3 comments on “(NC Register) Marge Fenelon–Good vs. Evil: Spiritual Warfare

  1. Terry Tee says:

    This article is bizarre, even loopy. Great harm has been done in the past, pastorally, by people imaginging demons where in fact psychological or emotional healing is necessary. Nothing in the story at the beginning indicates anything like possession; it sounds more like depression. I am also uneasy with the dualism implied in the language of possession: a realm of God, a realm of Satan; a realm of good, a realm of evil, etc. Evil is real and its symbols are not to be played with – hence my deep unease at some of the Halloween celebrations – but nor is personified evil to be imagined lurking around every corner. Most cases where people imagine themselves to be possessed turn out to be some form of mental illness, and need to be treated as such.

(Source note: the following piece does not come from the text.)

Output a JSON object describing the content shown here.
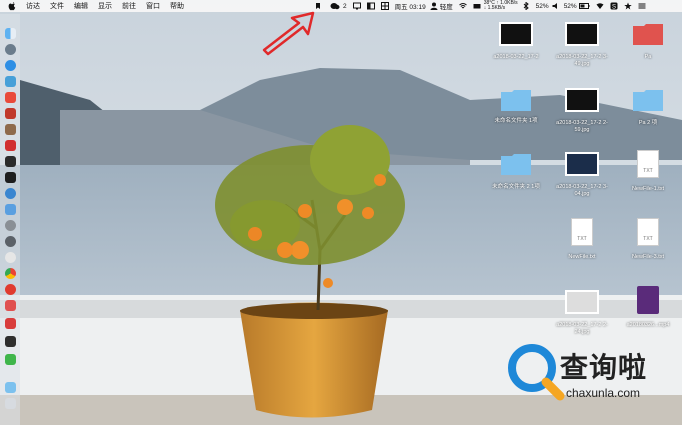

  2. Vatican Watcher says:

    From [i]The Exorcist[/i]:

    They said, “What sign can you give us to see so that we may believe you?”
    –John 6:30-31

    A [Vietnam] commander ran a contest to rack up his unit’s 10,000th kill; the prize was a week of luxury in the colonel’s own quarters.
    –Newsweek, 1969

    You do not believe although you have seen. . . .
    –John 6:36-37

  3. Charles52 says:

    Fr. Tee,

    I don’t see the problems you cite in the article. Its fairly clear that psychological factors play a part in problems. They were not ignored. Most interesting, it discussed evil influences on a range rather than focus on the most severe (and dramatic) – possession.

    I do take issue with the notion that demonic activity is increasing. Rather, it seems to me that a generation that ignores and denies the existence of a spiritual enemy is passing. I do agree that dualism can be a problem at a time like this, but I just don’t see this writer pushing a dualistic vision.